Gareth H. McKinley1, Octavia Brauner1 and Minwu Yao2
1 Massachusetts Institute of Technology, Cambridge, MA 02139
2 Goodyear Technical Research Center, Akron, Ohio, USA


The development of filament stretching extensional rheometers over the past decade has enabled the systematic measurement of the transient extensional stress growth in dilute and semi-dilute polymer solutions. The strain-hardening in the extensional viscosity of dilute solutions overwhelms the perturbative effects of capillarity, inertia & gravity and the kinematics of the extensional deformation become increasingly homogeneous at large strains. This permits the development of a robust open-loop control algorithm for rapidly realizing a deformation with constant stretch history that is desired for extensional rheometry. For entangled fluids such as concentrated solutions and melts the situation is less well defined since the material functions are governed by the molecular weight between entanglements, and the fluids therefore show much less pronounced strain-hardening in transient elongation. We use experiments with semi-dilute/entangled and concentrated/entangled monodisperse polystyrene solutions coupled with time-dependent numerical computations using nonlinear viscoelastic constitutive equations such as the Giesekus model in order to show that an open-loop control strategy is still viable for such fluids. Multiple iterations using a successive substitution may be necessary, however, in order to obtain the true transient extensional viscosity material function. At large strains and high extension rates the extension of fluid filaments in both dilute and concentrated polymer solutions is limited by the onset of purely elastic instabilities which result in nec king or peeling of the elongating column.
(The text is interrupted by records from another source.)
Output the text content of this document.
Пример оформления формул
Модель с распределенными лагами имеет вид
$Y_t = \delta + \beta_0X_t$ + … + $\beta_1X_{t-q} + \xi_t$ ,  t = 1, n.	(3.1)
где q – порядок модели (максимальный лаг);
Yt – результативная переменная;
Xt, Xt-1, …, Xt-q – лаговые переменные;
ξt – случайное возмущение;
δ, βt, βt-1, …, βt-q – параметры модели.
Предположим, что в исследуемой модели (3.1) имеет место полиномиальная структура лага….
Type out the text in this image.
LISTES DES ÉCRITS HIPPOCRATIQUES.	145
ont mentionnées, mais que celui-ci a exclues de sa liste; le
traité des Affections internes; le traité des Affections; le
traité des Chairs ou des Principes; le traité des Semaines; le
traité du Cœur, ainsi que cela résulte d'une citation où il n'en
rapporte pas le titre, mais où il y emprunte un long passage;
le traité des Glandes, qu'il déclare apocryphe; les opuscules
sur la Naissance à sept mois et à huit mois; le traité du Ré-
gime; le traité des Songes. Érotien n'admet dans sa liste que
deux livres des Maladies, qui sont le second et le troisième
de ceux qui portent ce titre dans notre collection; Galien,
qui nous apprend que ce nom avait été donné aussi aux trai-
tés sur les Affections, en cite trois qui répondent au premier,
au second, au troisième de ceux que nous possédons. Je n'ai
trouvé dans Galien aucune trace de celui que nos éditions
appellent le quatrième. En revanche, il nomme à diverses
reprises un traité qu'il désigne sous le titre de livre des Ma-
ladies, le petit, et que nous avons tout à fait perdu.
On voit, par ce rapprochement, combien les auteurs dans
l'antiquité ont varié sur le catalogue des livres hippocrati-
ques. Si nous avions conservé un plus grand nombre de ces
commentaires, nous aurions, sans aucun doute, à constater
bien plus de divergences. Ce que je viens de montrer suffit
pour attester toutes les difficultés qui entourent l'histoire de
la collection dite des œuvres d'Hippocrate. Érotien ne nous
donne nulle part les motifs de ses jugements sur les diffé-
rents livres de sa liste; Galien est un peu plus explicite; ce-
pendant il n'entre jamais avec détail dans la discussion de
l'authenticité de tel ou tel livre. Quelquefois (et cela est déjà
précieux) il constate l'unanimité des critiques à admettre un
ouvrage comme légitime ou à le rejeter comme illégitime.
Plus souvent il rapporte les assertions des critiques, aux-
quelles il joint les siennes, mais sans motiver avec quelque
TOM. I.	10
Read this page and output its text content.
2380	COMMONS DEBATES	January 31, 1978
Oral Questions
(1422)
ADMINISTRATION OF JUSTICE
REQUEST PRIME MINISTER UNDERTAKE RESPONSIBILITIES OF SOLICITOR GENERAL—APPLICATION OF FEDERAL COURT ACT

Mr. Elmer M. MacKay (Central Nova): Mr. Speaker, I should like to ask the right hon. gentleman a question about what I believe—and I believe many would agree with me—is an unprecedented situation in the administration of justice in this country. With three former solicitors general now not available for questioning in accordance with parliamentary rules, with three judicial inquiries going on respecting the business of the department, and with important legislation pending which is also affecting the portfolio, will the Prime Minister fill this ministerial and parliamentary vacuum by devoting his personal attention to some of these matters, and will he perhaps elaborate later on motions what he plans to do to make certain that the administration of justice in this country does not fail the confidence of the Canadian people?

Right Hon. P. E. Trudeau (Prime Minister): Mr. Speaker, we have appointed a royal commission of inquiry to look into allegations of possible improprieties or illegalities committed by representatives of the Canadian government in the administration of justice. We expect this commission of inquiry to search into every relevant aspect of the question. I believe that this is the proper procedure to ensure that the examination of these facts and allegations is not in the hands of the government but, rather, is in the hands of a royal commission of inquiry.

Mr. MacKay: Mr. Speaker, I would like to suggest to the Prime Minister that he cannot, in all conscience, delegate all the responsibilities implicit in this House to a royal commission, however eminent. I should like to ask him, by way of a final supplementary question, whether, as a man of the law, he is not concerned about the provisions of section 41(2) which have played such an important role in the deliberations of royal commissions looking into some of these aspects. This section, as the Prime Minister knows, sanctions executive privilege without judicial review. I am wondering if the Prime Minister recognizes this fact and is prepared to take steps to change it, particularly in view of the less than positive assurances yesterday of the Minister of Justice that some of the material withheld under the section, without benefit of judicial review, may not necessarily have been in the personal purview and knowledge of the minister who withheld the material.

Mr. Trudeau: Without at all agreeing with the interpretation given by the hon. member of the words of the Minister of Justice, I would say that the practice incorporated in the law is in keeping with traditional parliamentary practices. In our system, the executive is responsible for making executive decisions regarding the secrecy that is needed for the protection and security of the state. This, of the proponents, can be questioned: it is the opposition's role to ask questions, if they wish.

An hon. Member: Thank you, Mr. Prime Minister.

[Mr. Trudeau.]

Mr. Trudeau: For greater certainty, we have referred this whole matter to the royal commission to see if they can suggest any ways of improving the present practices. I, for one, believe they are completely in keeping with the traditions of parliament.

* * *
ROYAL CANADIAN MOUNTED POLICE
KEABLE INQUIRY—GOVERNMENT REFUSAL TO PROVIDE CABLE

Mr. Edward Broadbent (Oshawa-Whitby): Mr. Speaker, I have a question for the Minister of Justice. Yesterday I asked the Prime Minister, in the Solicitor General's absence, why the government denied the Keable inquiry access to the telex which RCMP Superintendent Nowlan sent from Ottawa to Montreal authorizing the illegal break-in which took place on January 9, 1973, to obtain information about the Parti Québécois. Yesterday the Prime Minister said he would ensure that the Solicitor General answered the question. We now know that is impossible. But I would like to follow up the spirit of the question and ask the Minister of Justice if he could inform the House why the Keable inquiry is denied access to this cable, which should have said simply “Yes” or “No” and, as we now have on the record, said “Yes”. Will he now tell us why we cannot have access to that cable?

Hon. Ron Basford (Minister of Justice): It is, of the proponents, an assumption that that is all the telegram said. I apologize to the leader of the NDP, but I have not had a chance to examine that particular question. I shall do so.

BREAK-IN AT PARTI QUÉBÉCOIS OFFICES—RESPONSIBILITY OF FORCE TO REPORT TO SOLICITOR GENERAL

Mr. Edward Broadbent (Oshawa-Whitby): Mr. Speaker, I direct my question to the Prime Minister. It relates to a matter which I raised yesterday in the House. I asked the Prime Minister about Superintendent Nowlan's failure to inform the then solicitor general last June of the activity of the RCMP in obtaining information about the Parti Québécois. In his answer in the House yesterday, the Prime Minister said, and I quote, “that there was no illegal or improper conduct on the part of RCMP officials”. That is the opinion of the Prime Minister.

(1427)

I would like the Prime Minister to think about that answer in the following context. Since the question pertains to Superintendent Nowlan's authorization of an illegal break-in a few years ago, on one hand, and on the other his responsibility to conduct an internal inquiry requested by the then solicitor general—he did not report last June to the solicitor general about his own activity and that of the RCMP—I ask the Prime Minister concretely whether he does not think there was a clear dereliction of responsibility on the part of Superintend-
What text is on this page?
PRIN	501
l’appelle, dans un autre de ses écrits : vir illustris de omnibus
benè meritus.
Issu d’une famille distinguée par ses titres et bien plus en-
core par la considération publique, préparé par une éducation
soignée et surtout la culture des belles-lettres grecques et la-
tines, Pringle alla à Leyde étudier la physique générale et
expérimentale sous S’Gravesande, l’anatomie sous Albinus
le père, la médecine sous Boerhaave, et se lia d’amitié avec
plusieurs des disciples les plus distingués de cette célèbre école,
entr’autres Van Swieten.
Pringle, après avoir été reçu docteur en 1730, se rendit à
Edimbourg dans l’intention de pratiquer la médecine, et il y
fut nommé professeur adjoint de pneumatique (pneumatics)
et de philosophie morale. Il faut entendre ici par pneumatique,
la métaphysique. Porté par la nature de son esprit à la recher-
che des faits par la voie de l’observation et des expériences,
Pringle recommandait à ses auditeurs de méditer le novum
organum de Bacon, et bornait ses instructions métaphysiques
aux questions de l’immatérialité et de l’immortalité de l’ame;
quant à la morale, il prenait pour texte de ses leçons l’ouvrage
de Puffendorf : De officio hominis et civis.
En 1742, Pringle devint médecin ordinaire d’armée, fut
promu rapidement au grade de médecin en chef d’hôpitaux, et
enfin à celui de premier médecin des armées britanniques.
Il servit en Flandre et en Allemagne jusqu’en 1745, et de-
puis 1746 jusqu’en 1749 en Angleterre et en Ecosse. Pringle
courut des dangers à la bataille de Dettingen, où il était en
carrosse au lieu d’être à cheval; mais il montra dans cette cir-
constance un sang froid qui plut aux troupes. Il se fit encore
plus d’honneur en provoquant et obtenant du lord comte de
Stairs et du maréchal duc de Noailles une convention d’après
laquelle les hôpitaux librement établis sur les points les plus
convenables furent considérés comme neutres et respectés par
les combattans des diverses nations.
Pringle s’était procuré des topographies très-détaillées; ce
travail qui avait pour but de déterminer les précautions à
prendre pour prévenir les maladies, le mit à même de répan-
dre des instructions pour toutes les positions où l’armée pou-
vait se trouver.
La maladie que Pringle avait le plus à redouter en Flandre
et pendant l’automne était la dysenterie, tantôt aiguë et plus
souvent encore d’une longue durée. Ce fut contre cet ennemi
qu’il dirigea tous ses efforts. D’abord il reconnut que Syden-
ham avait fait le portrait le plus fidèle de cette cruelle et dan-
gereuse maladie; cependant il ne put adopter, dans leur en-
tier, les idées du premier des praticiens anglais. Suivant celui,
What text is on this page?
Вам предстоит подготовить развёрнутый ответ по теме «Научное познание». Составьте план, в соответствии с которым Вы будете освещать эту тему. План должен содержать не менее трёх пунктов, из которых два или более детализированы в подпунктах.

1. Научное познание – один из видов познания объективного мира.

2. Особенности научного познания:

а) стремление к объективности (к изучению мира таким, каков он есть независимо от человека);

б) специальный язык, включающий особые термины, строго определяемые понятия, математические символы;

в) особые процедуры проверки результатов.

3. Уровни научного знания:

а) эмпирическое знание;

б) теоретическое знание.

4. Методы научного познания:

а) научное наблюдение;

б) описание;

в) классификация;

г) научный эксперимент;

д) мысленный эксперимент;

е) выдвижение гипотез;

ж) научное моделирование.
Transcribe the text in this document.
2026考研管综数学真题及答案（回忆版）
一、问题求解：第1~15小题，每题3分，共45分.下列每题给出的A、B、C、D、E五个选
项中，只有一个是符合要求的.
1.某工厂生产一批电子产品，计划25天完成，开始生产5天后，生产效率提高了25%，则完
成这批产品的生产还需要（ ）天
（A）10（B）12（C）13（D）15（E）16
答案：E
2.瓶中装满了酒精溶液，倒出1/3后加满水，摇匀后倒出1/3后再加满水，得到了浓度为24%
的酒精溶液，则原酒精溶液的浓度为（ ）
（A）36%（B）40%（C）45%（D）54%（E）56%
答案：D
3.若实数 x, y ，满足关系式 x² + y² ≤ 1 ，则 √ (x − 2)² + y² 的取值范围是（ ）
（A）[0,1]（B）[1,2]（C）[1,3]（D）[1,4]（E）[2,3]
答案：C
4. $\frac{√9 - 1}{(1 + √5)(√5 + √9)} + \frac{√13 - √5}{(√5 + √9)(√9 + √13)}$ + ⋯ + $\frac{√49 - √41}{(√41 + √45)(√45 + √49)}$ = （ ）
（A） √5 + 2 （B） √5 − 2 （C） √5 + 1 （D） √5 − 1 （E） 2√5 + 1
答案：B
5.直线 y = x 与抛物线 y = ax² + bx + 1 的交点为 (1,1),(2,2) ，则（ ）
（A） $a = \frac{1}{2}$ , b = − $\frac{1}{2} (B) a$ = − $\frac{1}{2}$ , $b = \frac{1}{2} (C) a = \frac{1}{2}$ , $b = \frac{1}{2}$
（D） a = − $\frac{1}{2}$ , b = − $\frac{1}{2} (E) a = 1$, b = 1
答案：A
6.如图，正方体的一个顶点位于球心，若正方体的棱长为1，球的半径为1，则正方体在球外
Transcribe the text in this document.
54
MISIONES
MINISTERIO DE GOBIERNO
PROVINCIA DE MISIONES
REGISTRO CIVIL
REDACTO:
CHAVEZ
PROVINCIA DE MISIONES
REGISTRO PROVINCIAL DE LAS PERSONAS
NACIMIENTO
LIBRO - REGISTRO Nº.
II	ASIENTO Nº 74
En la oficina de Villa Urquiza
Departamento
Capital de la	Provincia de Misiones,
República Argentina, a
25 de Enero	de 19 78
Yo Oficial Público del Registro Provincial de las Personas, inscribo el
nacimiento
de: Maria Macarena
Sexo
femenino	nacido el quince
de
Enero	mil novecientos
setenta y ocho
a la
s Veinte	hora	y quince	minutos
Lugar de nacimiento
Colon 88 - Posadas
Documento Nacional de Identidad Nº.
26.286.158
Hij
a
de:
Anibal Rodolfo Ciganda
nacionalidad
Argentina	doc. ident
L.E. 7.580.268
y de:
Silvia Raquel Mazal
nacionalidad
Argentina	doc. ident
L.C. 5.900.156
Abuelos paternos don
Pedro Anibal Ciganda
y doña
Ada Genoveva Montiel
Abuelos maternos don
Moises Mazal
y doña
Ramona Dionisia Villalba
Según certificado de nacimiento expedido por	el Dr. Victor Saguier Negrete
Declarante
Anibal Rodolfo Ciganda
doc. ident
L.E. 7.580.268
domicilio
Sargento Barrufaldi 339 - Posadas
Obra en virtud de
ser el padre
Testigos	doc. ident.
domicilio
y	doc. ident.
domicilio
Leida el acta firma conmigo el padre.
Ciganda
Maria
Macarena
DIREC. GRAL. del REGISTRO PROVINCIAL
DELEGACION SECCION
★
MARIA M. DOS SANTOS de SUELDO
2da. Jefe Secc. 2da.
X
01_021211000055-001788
The mode of instability is demonstrated to be a sensitive function of the magnitude of the strain-hardening in the fluid sample. In entangled solutions of linear polymers the observed transition from necking instability to peeling instability observed at high strain rates (of order of the reciprocal of the Rouse time for the fluid) is directly connected to the cross-over from a reptative mechanism of tube orientation to one of chain extension.